After a preliminary treatment process removes debris, two vast basins at RP-5 each use four rectangular, primary-treatment tanks to aerate the wastewater coming into the plant. They use bacteria to biologically oxidate the water, and convert ammonia into nitrites and then into nitrates. This aeration process continues in the familiar, cylindrical, secondary-treatment tanks that slowly agitate and clarify the water before it’s sent onward for tertiary filtering and disinfecting.
The two MBRs under construction at RP-5 will replace much of its traditional, secondary, aerating and clarifying with a new tertiary treatment method that uses finer, fiber-filtering screens, balances the bacteria’s environment for optimal performance, and reportedly produces 10 times higher quality effluent.
Meanwhile, the new solids area at RP-5 will take in wastewater at 6% solids; digest it at 100 °F; produce methane to power onsite boilers; release it at 2% solids; spin and dewater it until it’s 20-26% solids; and further process it into sludge that can be used for composting.
Duality for reliability
Thanks to IEUA’s duality policy, as many as half of RP-5’s new controls and components are held in reserve, so the overall system can maintain continuous reliability, and even perform upgrades without interrupting normal operations and expected performance levels. For example, the expanded plant will have 87 PLCs, but will usually only need to operate 43 or 44 for typical conditions. This duality strategy also relies on some redundant switches, servers and virtual servers running parallel redundancy protocol (PRP).

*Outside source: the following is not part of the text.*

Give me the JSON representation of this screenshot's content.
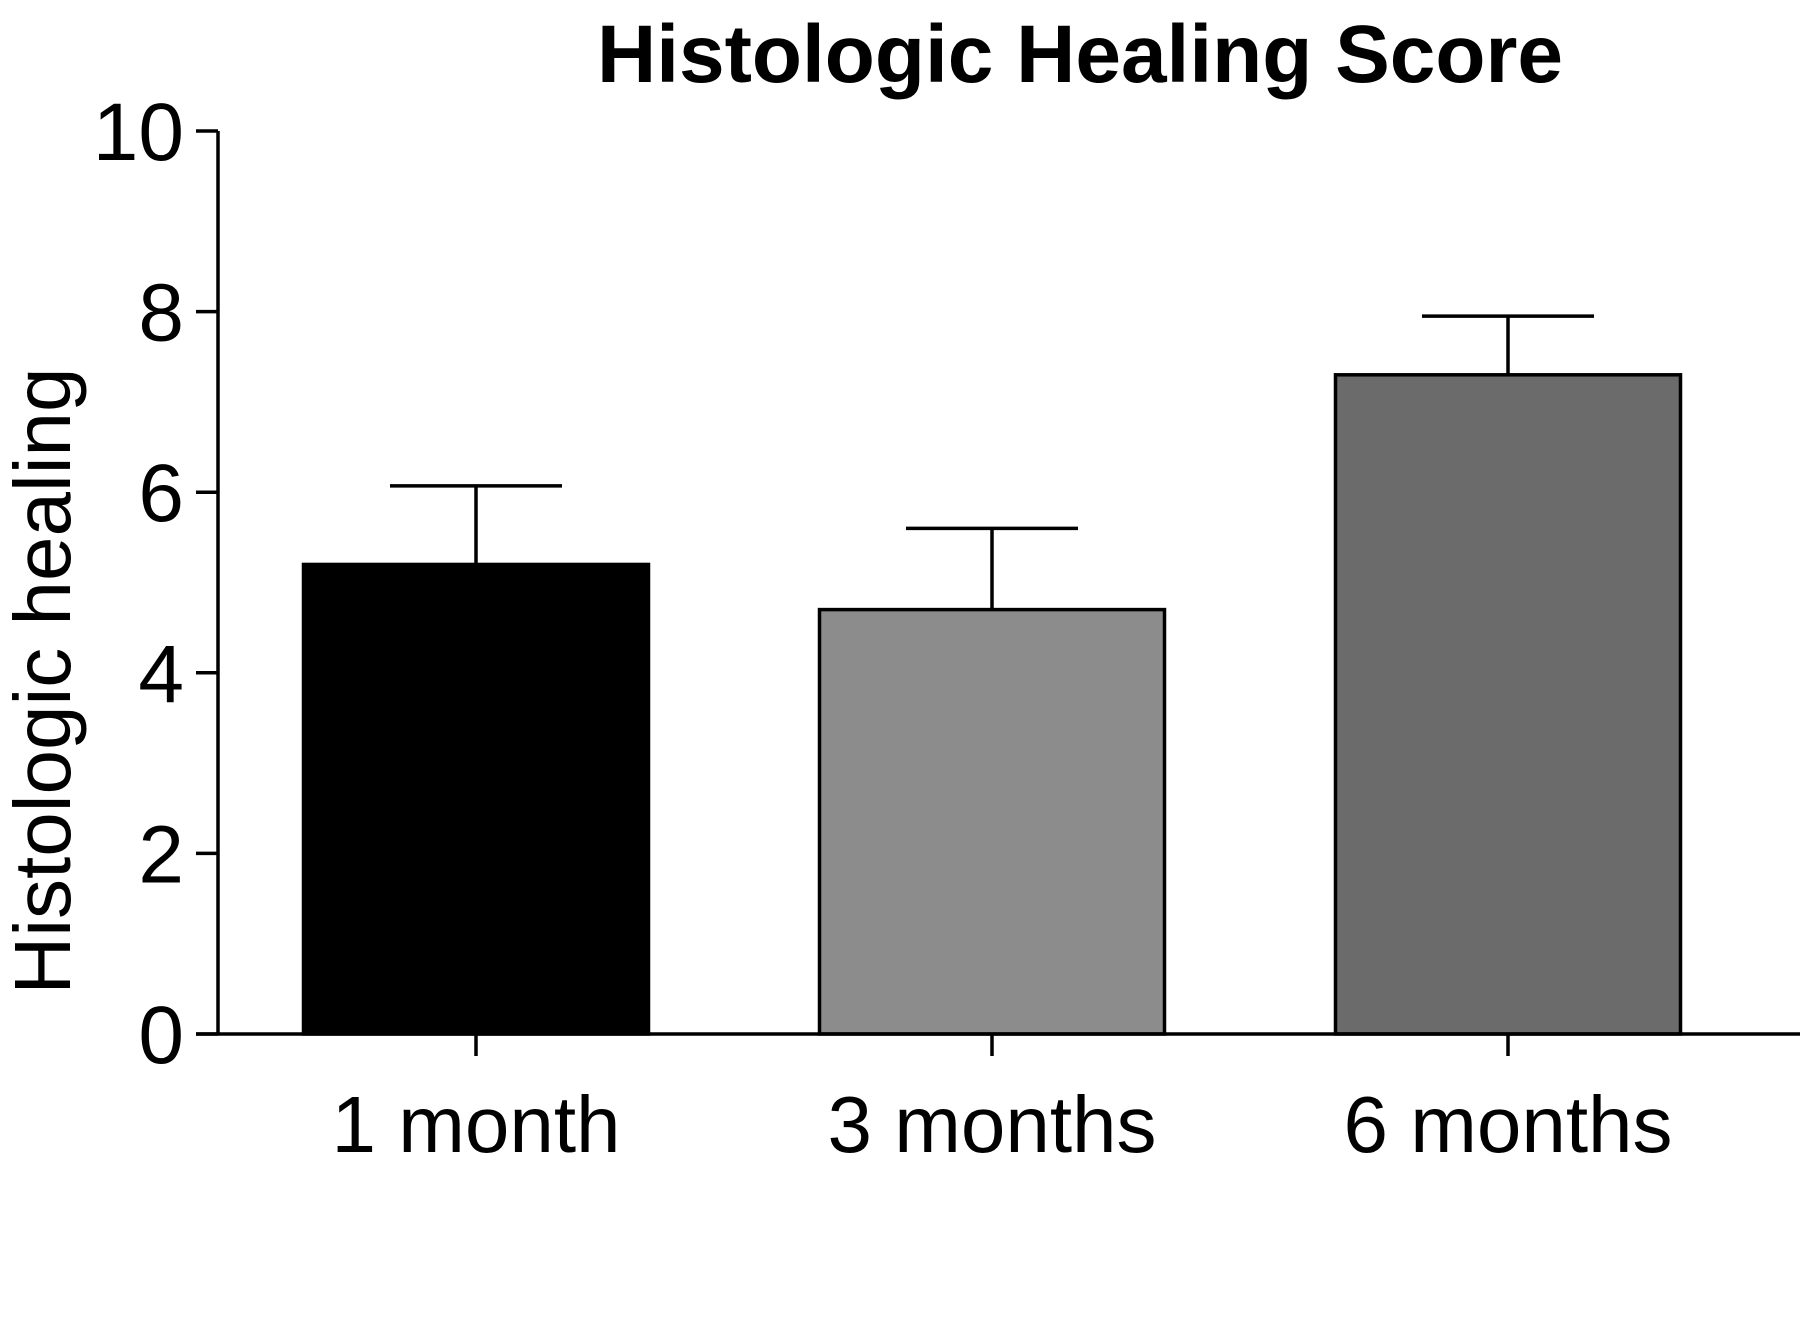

Cybersecurity is maintained via a virtual local area network (VLAN), firewalls and data diodes. The thin clients and Thin Manager also restrict unauthorized access, while Rockwell’s FactoryTalk Directory software performs authentication and authorization, and FactoryTalk Asset Centre software contributes similar functions.
“I think we’ve done about 100 tours for representatives of our other municipalities and service agencies, and for many other community members,” said Wilson. “One retired police chief said she never thought about where wastewater went before, but was glad to know it now.”